J Korean Med Sci.  2021 Sep;36(36):e230. 10.3346/jkms.2021.36.e230.

Treatment Patterns of Type 2 Diabetes Assessed Using a Common Data Model Based on Electronic Health Records of 2000–2019

Affiliations
  • 1Division of Endocrinology and Metabolism, Department of Internal Medicine, Research Institute of Clinical Medicine of Jeonbuk National University-Biomedical Research Institute of Jeonbuk National University Hospital, Jeonbuk National University Medical School, Jeonju, Korea
  • 2Center for Clinical Pharmacology, Biochemical Research Institute, Jeonbuk National University Hospital, Jeonju, Korea

Abstract

Background
Real-world data analysis is useful for identifying treatment patterns. Understanding drug prescription patterns of type 2 diabetes mellitus may facilitate diabetes management. We aimed to analyze treatment patterns of type 2 diabetes mellitus using Observational Medical Outcomes Partnership Common Data Model based on electronic health records.
Methods
This retrospective, observational study employed electronic health records of patients who visited Jeonbuk National University Hospital in Korea during January 2000– December 2019. Data were transformed into the Observational Medical Outcomes Partnership Common Data Model and analyzed using R version 4.0.3 and ATLAS ver. 2.7.6. Prescription frequency for each anti-diabetic drug, combination therapy pattern, and prescription pattern according to age, renal function, and glycated hemoglobin were analyzed.
Results
The number of adults treated for type 2 diabetes mellitus increased from 1,867 (2.0%) in 2000 to 9,972 (5.9%) in 2019. In the early 2000s, sulfonylurea was most commonly prescribed (73%), and in the recent years, metformin has been most commonly prescribed (64%). Prescription rates for DPP4 and SGLT2 inhibitors have increased gradually over the past few years. Monotherapy prescription rates decreased, whereas triple and quadruple combination prescription rates increased steadily. Different drug prescription patterns according to age, renal function, and glycated hemoglobin were observed. The proportion of patients with HbA1c ≤ 7% increased from 31.1% in 2000 to 45.6% in 2019, but that of patients visiting the emergency room for severe hypoglycemia did not change over time.
Conclusion
Medication utilization patterns have changed significantly over the past 20 years with an increase in the use of newer drugs and a shift to combination therapies. In addition, various prescription patterns were demonstrated according to the patient characteristics in actual practice. Although glycemic control has improved, the proportion within the target is still low, underscoring the need to improve diabetes management.

Keyword

Diabetes Mellitus Type 2; Hypoglycemic Agents; Common Data Model; Electronic Health Records

Figure

  • Fig. 1 Time trends in drug prescriptions for type 2 diabetes from 2000 to 2019.SU = sulfornylurea, TZD = thiazolidinedione, AGI = alpha-glucosidase inhibitor, GLP-1RA = glucagon like peptide-1 receptor agonist.

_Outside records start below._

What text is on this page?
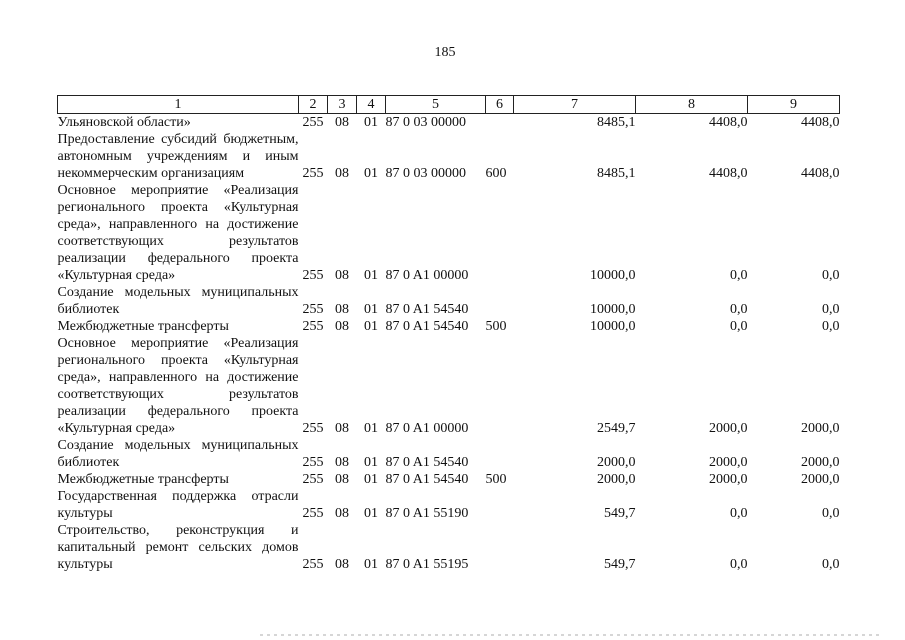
185
1	2	3	4	5	6	7	8	9
Ульяновской области»	255	08	01	87 0 03 00000		8485,1	4408,0	4408,0
Предоставление субсидий бюджетным, автономным учреждениям и иным некоммерческим организациям	255	08	01	87 0 03 00000	600	8485,1	4408,0	4408,0
Основное мероприятие «Реализация регионального проекта «Культурная среда», направленного на достижение соответствующих результатов реализации федерального проекта «Культурная среда»	255	08	01	87 0 A1 00000		10000,0	0,0	0,0
Создание модельных муниципальных библиотек	255	08	01	87 0 A1 54540		10000,0	0,0	0,0
Межбюджетные трансферты	255	08	01	87 0 A1 54540	500	10000,0	0,0	0,0
Основное мероприятие «Реализация регионального проекта «Культурная среда», направленного на достижение соответствующих результатов реализации федерального проекта «Культурная среда»	255	08	01	87 0 A1 00000		2549,7	2000,0	2000,0
Создание модельных муниципальных библиотек	255	08	01	87 0 A1 54540		2000,0	2000,0	2000,0
Межбюджетные трансферты	255	08	01	87 0 A1 54540	500	2000,0	2000,0	2000,0
Государственная поддержка отрасли культуры	255	08	01	87 0 A1 55190		549,7	0,0	0,0
Строительство, реконструкция и капитальный ремонт сельских домов культуры	255	08	01	87 0 A1 55195		549,7	0,0	0,0
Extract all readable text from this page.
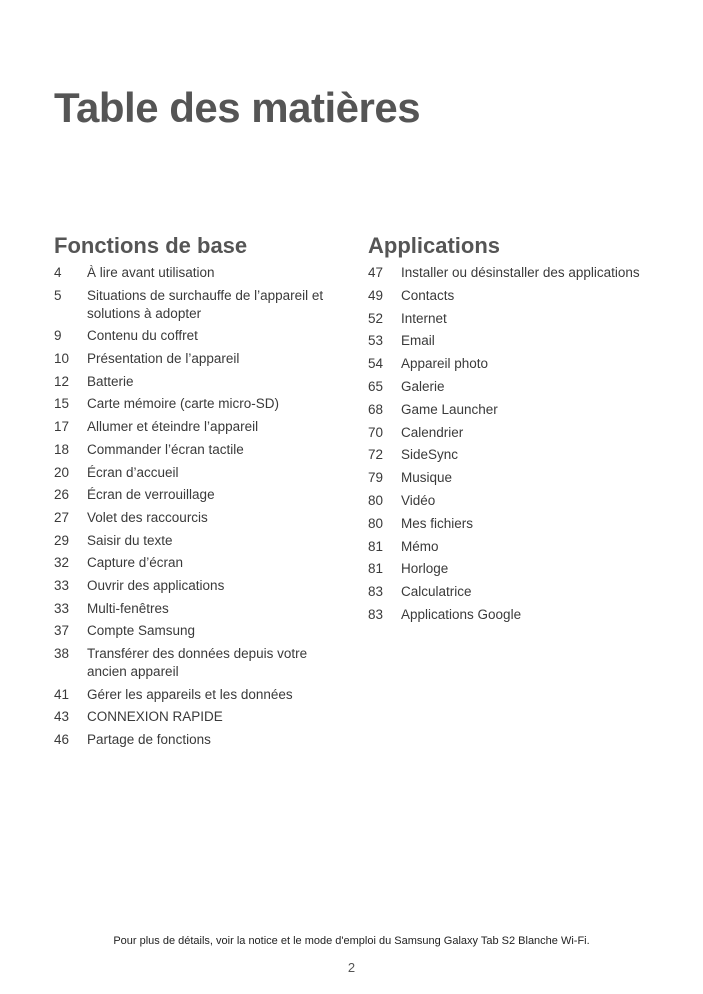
Table des matières
Fonctions de base
4	À lire avant utilisation
5	Situations de surchauffe de l’appareil et solutions à adopter
9	Contenu du coffret
10	Présentation de l’appareil
12	Batterie
15	Carte mémoire (carte micro-SD)
17	Allumer et éteindre l’appareil
18	Commander l’écran tactile
20	Écran d’accueil
26	Écran de verrouillage
27	Volet des raccourcis
29	Saisir du texte
32	Capture d’écran
33	Ouvrir des applications
33	Multi-fenêtres
37	Compte Samsung
38	Transférer des données depuis votre ancien appareil
41	Gérer les appareils et les données
43	CONNEXION RAPIDE
46	Partage de fonctions
Applications
47	Installer ou désinstaller des applications
49	Contacts
52	Internet
53	Email
54	Appareil photo
65	Galerie
68	Game Launcher
70	Calendrier
72	SideSync
79	Musique
80	Vidéo
80	Mes fichiers
81	Mémo
81	Horloge
83	Calculatrice
83	Applications Google
Pour plus de détails, voir la notice et le mode d'emploi du Samsung Galaxy Tab S2 Blanche Wi-Fi.
2
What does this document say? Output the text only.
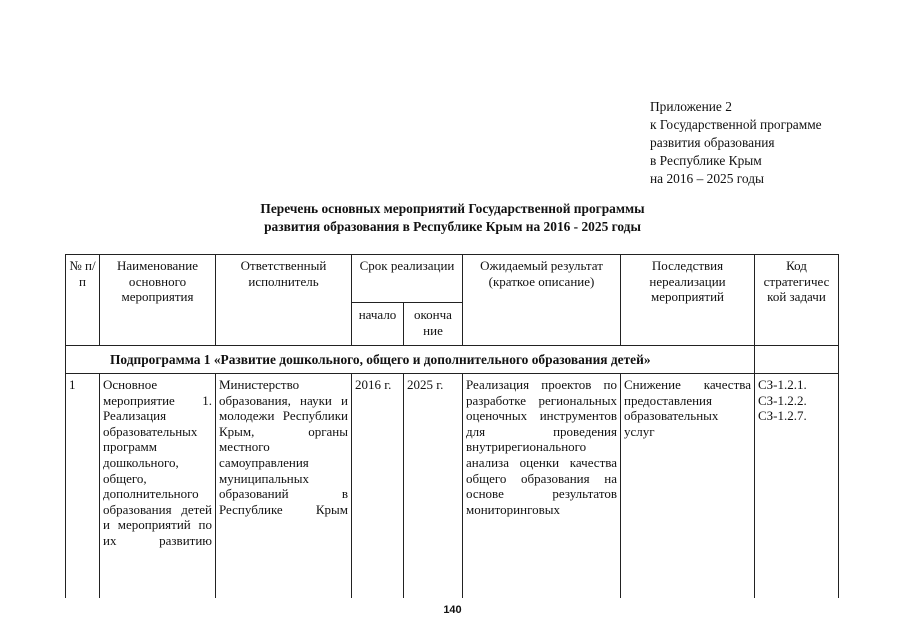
Приложение 2
к Государственной программе
развития образования
в Республике Крым
на 2016 – 2025 годы
Перечень основных мероприятий Государственной программы
развития образования в Республике Крым на 2016 - 2025 годы
№ п/п	Наименование основного мероприятия	Ответственный исполнитель	Срок реализации		Ожидаемый результат (краткое описание)	Последствия нереализации мероприятий	Код стратегичес кой задачи
			начало	оконча ние			
Подпрограмма 1 «Развитие дошкольного, общего и дополнительного образования детей»							
1	Основное мероприятие 1. Реализация образовательных программ дошкольного, общего, дополнительного образования детей и мероприятий по их развитию	Министерство образования, науки и молодежи Республики Крым, органы местного самоуправления муниципальных образований в Республике Крым	2016 г.	2025 г.	Реализация проектов по разработке региональных оценочных инструментов для проведения внутрирегионального анализа оценки качества общего образования на основе результатов мониторинговых	Снижение качества предоставления образовательных услуг	СЗ-1.2.1.
СЗ-1.2.2.
СЗ-1.2.7.
140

  • Fig. 2 Changes in patterns of combination therapy of oral hypoglycemic agents for type 2 diabetes from 2000 to 2019. Over time, the monotherapy prescription rates have decreased, whereas prescription rates for triple and quadruple combinations have increased steadily.Mono = monotherapy, Double = dual combination therapy, Triple = triple combination therapy, Quadruple = quadruple combination therapy.

  • Fig. 3 Anti-diabetic drug prescription patterns determined using a cohort pathway analysis in ATLAS software according to renal function for the period from 2013–2019. The center of each plot represents patients with diabetes initiating first-line therapy. The first ring in each sunburst plot depicts the proportion of patients in whom a type of first-line therapy was initiated defined by the event cohort. The second set of rings represents the second event cohort for patients. Patients with HbA1c < 9% were included in this analysis.eGFR = estimated glomerular filtration rate, SU = sulfornylurea, TZD = thiazolidinedione, AGI = alpha-glucosidase inhibitor, GLP-1RA = Glucagon like peptide-1 receptor agonist, DPP4I = DPP4 inhibitor, SGLT2I = SGLT2 inhibitor.

  • Fig. 4 Glycemic control rate over time from 2000 to 2019.